Areas covered: Herein, we review the clinical data from published and internationally presented clinical trials utilizing vosaroxin for AML in the elderly, and relapsed and refractory population. Pivotal trials reviewed include the multicenter, phase II, REVEAL-1 study of single-agent vosaroxin in untreated elderly patients and the multicenter, phase III, VALOR study of vosaroxin in combination with intermediate dose cytarabine for patients with relapsed or refractory AML.

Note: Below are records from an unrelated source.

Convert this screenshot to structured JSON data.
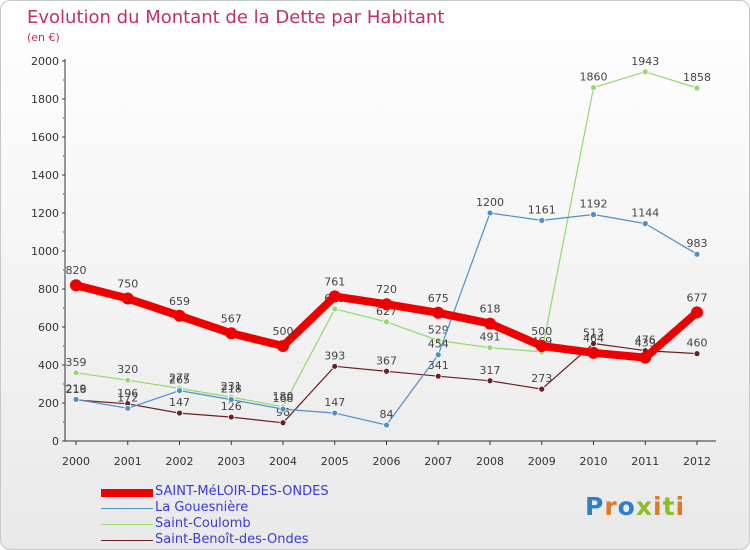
{
  "title": "Evolution du Montant de la Dette par Habitant",
  "subtitle": "(en €)",
  "logo": "Proxiti",
  "chart_data": {
    "type": "line",
    "x": [
      2000,
      2001,
      2002,
      2003,
      2004,
      2005,
      2006,
      2007,
      2008,
      2009,
      2010,
      2011,
      2012
    ],
    "ylim": [
      0,
      2000
    ],
    "yticks": [
      0,
      200,
      400,
      600,
      800,
      1000,
      1200,
      1400,
      1600,
      1800,
      2000
    ],
    "grid": false,
    "legend_position": "bottom-left",
    "series": [
      {
        "name": "SAINT-MéLOIR-DES-ONDES",
        "color": "#ee0000",
        "values": [
          820,
          750,
          659,
          567,
          500,
          761,
          720,
          675,
          618,
          500,
          464,
          439,
          677
        ]
      },
      {
        "name": "La Gouesnière",
        "color": "#4d8fc8",
        "values": [
          219,
          172,
          265,
          218,
          168,
          147,
          84,
          454,
          1200,
          1161,
          1192,
          1144,
          983
        ]
      },
      {
        "name": "Saint-Coulomb",
        "color": "#8fdb6e",
        "values": [
          359,
          320,
          277,
          231,
          180,
          695,
          627,
          529,
          491,
          469,
          1860,
          1943,
          1858
        ]
      },
      {
        "name": "Saint-Benoît-des-Ondes",
        "color": "#6b1f24",
        "values": [
          216,
          196,
          147,
          126,
          96,
          393,
          367,
          341,
          317,
          273,
          513,
          476,
          460
        ]
      }
    ]
  }
}
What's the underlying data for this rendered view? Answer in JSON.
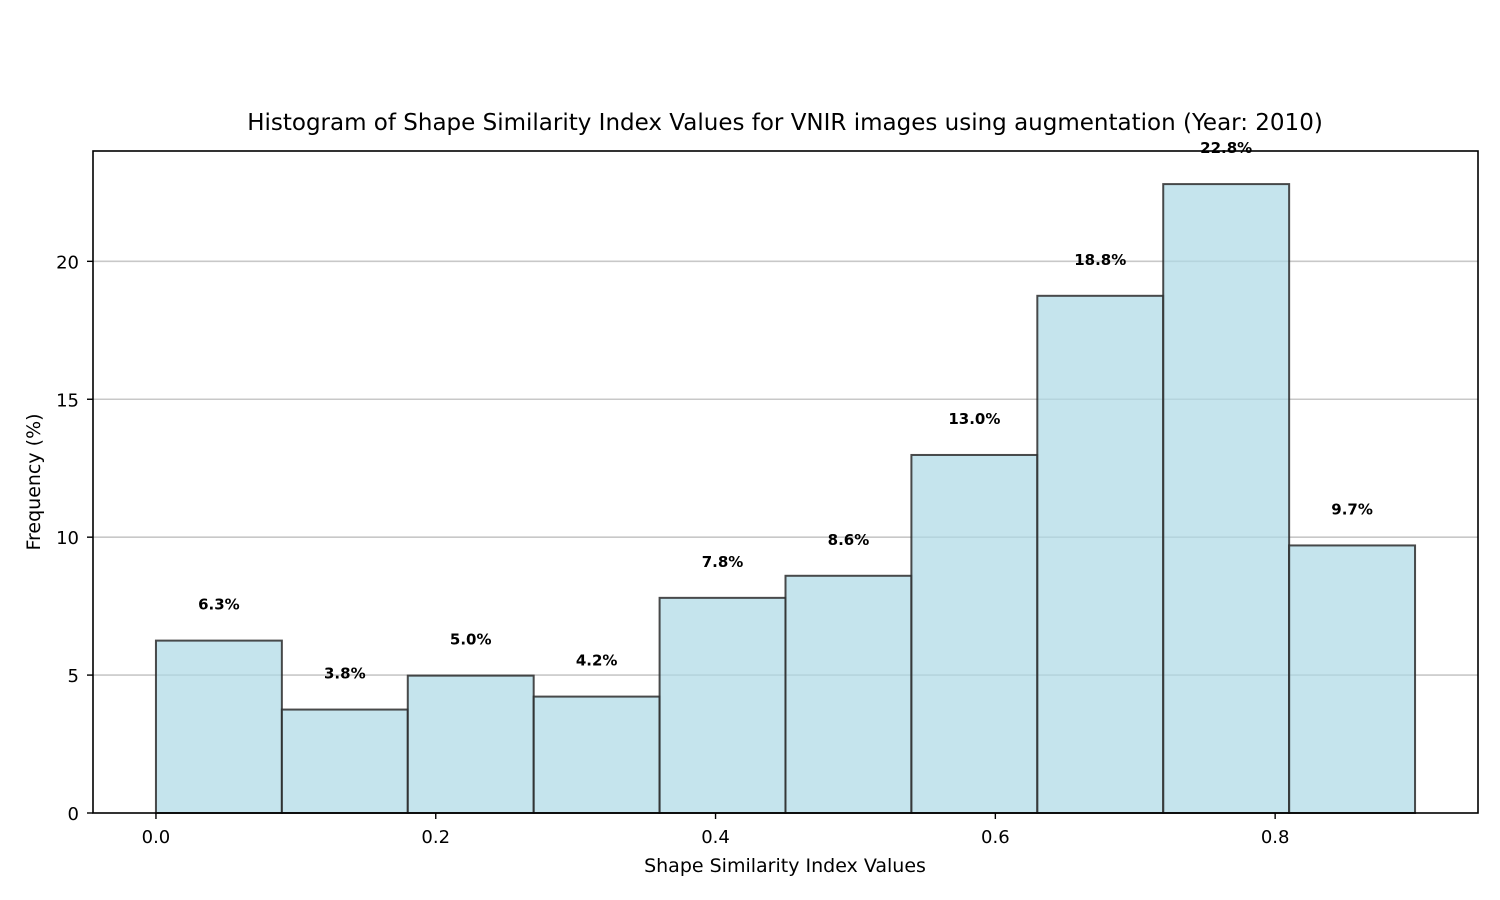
{
  "chart_data": {
    "type": "bar",
    "title": "Histogram of Shape Similarity Index Values for VNIR images using augmentation (Year: 2010)",
    "xlabel": "Shape Similarity Index Values",
    "ylabel": "Frequency (%)",
    "bin_edges": [
      0.0,
      0.09,
      0.18,
      0.27,
      0.36,
      0.45,
      0.54,
      0.63,
      0.72,
      0.81,
      0.9
    ],
    "values": [
      6.25,
      3.75,
      4.98,
      4.22,
      7.8,
      8.6,
      12.98,
      18.75,
      22.8,
      9.7
    ],
    "data_labels": [
      "6.3%",
      "3.8%",
      "5.0%",
      "4.2%",
      "7.8%",
      "8.6%",
      "13.0%",
      "18.8%",
      "22.8%",
      "9.7%"
    ],
    "xlim": [
      -0.045,
      0.945
    ],
    "ylim": [
      0,
      24
    ],
    "xticks": [
      0.0,
      0.2,
      0.4,
      0.6,
      0.8
    ],
    "xtick_labels": [
      "0.0",
      "0.2",
      "0.4",
      "0.6",
      "0.8"
    ],
    "yticks": [
      0,
      5,
      10,
      15,
      20
    ],
    "ytick_labels": [
      "0",
      "5",
      "10",
      "15",
      "20"
    ],
    "grid": "y",
    "colors": {
      "bar_fill": "#add8e6",
      "bar_edge": "#2b2b2b",
      "grid": "#c8c8c8"
    }
  }
}
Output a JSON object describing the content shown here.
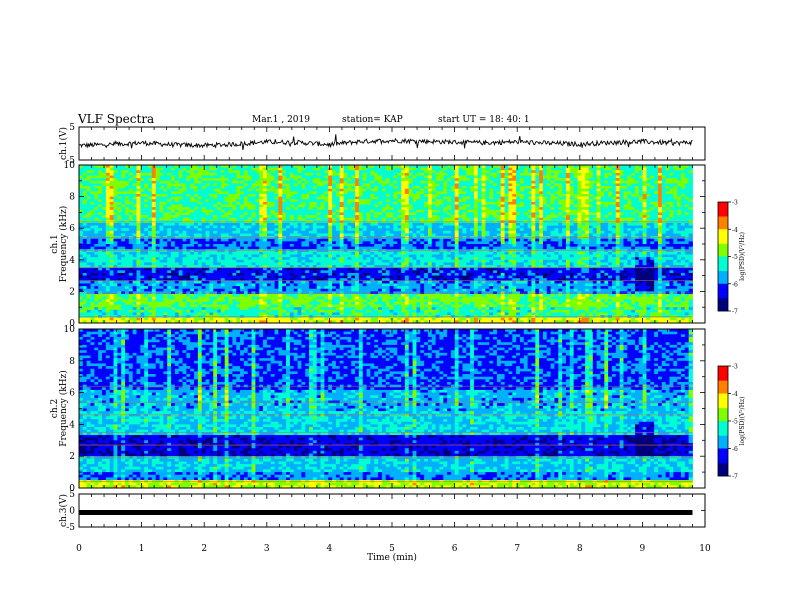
{
  "header": {
    "title": "VLF Spectra",
    "date": "Mar.1  , 2019",
    "station": "station= KAP",
    "start_ut": "start  UT  =   18: 40: 1"
  },
  "chart_data": [
    {
      "id": "ch1-waveform",
      "type": "line",
      "ylabel": "ch.1(V)",
      "ylim": [
        -5,
        5
      ],
      "yticks": [
        "5",
        "-5"
      ],
      "xlim": [
        0,
        10
      ],
      "description_values": "noisy voltage trace fluctuating between about -1.5 and 1.5 V over 0-9.8 min",
      "x": [
        0,
        0.5,
        1,
        1.5,
        2,
        2.5,
        3,
        3.5,
        4,
        4.5,
        5,
        5.5,
        6,
        6.5,
        7,
        7.5,
        8,
        8.5,
        9,
        9.5,
        9.8
      ],
      "values": [
        -0.6,
        -0.3,
        0.2,
        -0.4,
        -0.6,
        -0.2,
        0.5,
        0.3,
        -0.3,
        0.6,
        0.9,
        0.7,
        0.4,
        0.2,
        0.5,
        0.1,
        -0.2,
        0.3,
        0.6,
        0.1,
        0.4
      ]
    },
    {
      "id": "ch1-spectrogram",
      "type": "heatmap",
      "ylabel": "ch.1\nFrequency (kHz)",
      "ylim": [
        0,
        10
      ],
      "yticks": [
        "0",
        "2",
        "4",
        "6",
        "8",
        "10"
      ],
      "xlim": [
        0,
        10
      ],
      "x_end": 9.8,
      "colorbar": {
        "label": "log(PSD)(V²/Hz)",
        "range": [
          -7,
          -3
        ],
        "ticks": [
          "-3",
          "-4",
          "-5",
          "-6",
          "-7"
        ]
      },
      "bands": [
        {
          "y": [
            0,
            0.4
          ],
          "level": -4.4
        },
        {
          "y": [
            0.4,
            1.0
          ],
          "level": -5.2
        },
        {
          "y": [
            1.0,
            1.9
          ],
          "level": -4.9
        },
        {
          "y": [
            1.9,
            2.7
          ],
          "level": -5.8
        },
        {
          "y": [
            2.7,
            3.5
          ],
          "level": -6.3
        },
        {
          "y": [
            3.5,
            4.6
          ],
          "level": -5.4
        },
        {
          "y": [
            4.6,
            5.4
          ],
          "level": -6.0
        },
        {
          "y": [
            5.4,
            6.4
          ],
          "level": -5.6
        },
        {
          "y": [
            6.4,
            10.0
          ],
          "level": -5.1
        }
      ]
    },
    {
      "id": "ch2-spectrogram",
      "type": "heatmap",
      "ylabel": "ch.2\nFrequency (kHz)",
      "ylim": [
        0,
        10
      ],
      "yticks": [
        "0",
        "2",
        "4",
        "6",
        "8",
        "10"
      ],
      "xlim": [
        0,
        10
      ],
      "x_end": 9.8,
      "colorbar": {
        "label": "log(PSD)(V²/Hz)",
        "range": [
          -7,
          -3
        ],
        "ticks": [
          "-3",
          "-4",
          "-5",
          "-6",
          "-7"
        ]
      },
      "bands": [
        {
          "y": [
            0,
            0.5
          ],
          "level": -4.6
        },
        {
          "y": [
            0.5,
            1.0
          ],
          "level": -5.9
        },
        {
          "y": [
            1.0,
            2.0
          ],
          "level": -5.6
        },
        {
          "y": [
            2.0,
            3.4
          ],
          "level": -6.4
        },
        {
          "y": [
            3.4,
            4.8
          ],
          "level": -5.5
        },
        {
          "y": [
            4.8,
            6.2
          ],
          "level": -5.7
        },
        {
          "y": [
            6.2,
            10.0
          ],
          "level": -6.1
        }
      ]
    },
    {
      "id": "ch3-waveform",
      "type": "line",
      "ylabel": "ch.3(V)",
      "ylim": [
        -5,
        5
      ],
      "yticks": [
        "5",
        "0",
        "-5"
      ],
      "xlim": [
        0,
        10
      ],
      "xlabel": "Time  (min)",
      "xticks": [
        "0",
        "1",
        "2",
        "3",
        "4",
        "5",
        "6",
        "7",
        "8",
        "9",
        "10"
      ],
      "x": [
        0,
        9.8
      ],
      "values": [
        -0.6,
        -0.6
      ]
    }
  ],
  "colors": {
    "colormap": [
      "#00007f",
      "#0000ff",
      "#00b0ff",
      "#00ffd0",
      "#7fff00",
      "#ffff00",
      "#ff8000",
      "#ff0000",
      "#ffffff"
    ]
  }
}
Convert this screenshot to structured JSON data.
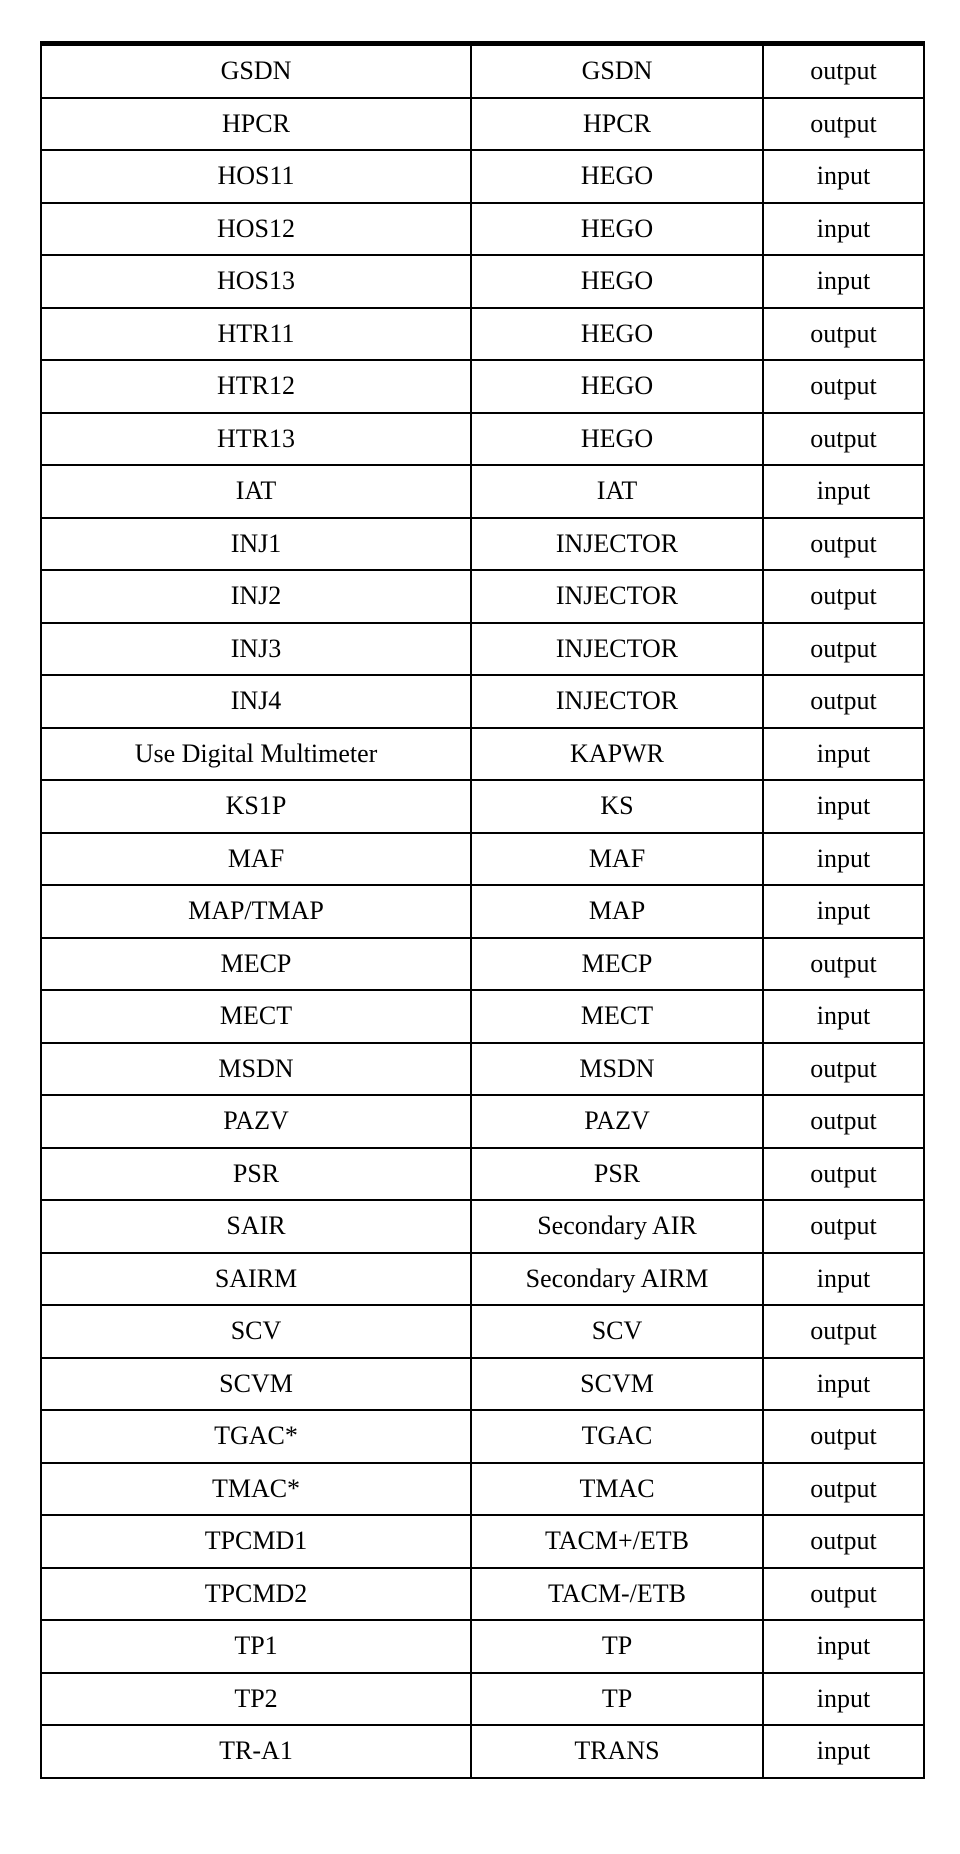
{
  "table": {
    "rows": [
      [
        "GSDN",
        "GSDN",
        "output"
      ],
      [
        "HPCR",
        "HPCR",
        "output"
      ],
      [
        "HOS11",
        "HEGO",
        "input"
      ],
      [
        "HOS12",
        "HEGO",
        "input"
      ],
      [
        "HOS13",
        "HEGO",
        "input"
      ],
      [
        "HTR11",
        "HEGO",
        "output"
      ],
      [
        "HTR12",
        "HEGO",
        "output"
      ],
      [
        "HTR13",
        "HEGO",
        "output"
      ],
      [
        "IAT",
        "IAT",
        "input"
      ],
      [
        "INJ1",
        "INJECTOR",
        "output"
      ],
      [
        "INJ2",
        "INJECTOR",
        "output"
      ],
      [
        "INJ3",
        "INJECTOR",
        "output"
      ],
      [
        "INJ4",
        "INJECTOR",
        "output"
      ],
      [
        "Use Digital Multimeter",
        "KAPWR",
        "input"
      ],
      [
        "KS1P",
        "KS",
        "input"
      ],
      [
        "MAF",
        "MAF",
        "input"
      ],
      [
        "MAP/TMAP",
        "MAP",
        "input"
      ],
      [
        "MECP",
        "MECP",
        "output"
      ],
      [
        "MECT",
        "MECT",
        "input"
      ],
      [
        "MSDN",
        "MSDN",
        "output"
      ],
      [
        "PAZV",
        "PAZV",
        "output"
      ],
      [
        "PSR",
        "PSR",
        "output"
      ],
      [
        "SAIR",
        "Secondary AIR",
        "output"
      ],
      [
        "SAIRM",
        "Secondary AIRM",
        "input"
      ],
      [
        "SCV",
        "SCV",
        "output"
      ],
      [
        "SCVM",
        "SCVM",
        "input"
      ],
      [
        "TGAC*",
        "TGAC",
        "output"
      ],
      [
        "TMAC*",
        "TMAC",
        "output"
      ],
      [
        "TPCMD1",
        "TACM+/ETB",
        "output"
      ],
      [
        "TPCMD2",
        "TACM-/ETB",
        "output"
      ],
      [
        "TP1",
        "TP",
        "input"
      ],
      [
        "TP2",
        "TP",
        "input"
      ],
      [
        "TR-A1",
        "TRANS",
        "input"
      ]
    ]
  }
}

Expert opinion: Outcomes for older adults with AML, and for patients with relapsed or refractory disease are persistently poor. Improvement in outcomes in the elderly population highlight the utility of this agent in a difficult to treat, often more resistant and intolerant to therapy, group of patients. The expected and observed lack of cardiotoxicity makes this drug particularly suitable for the older population, especially those that may have received prior anthracycline based therapy.
Declaration of interest
F Ravandi has received research funding and honoraria from Sunesis, as well as participating in their advisory committee. The authors have no other relevant affiliations or financial involvement with any organization or entity with a financial interest in or financial conflict with the subject matter or materials discussed in the manuscript. This includes employment, consultancies, honoraria, stock ownership or options, expert testimony, grants or patents received or pending, or royalties.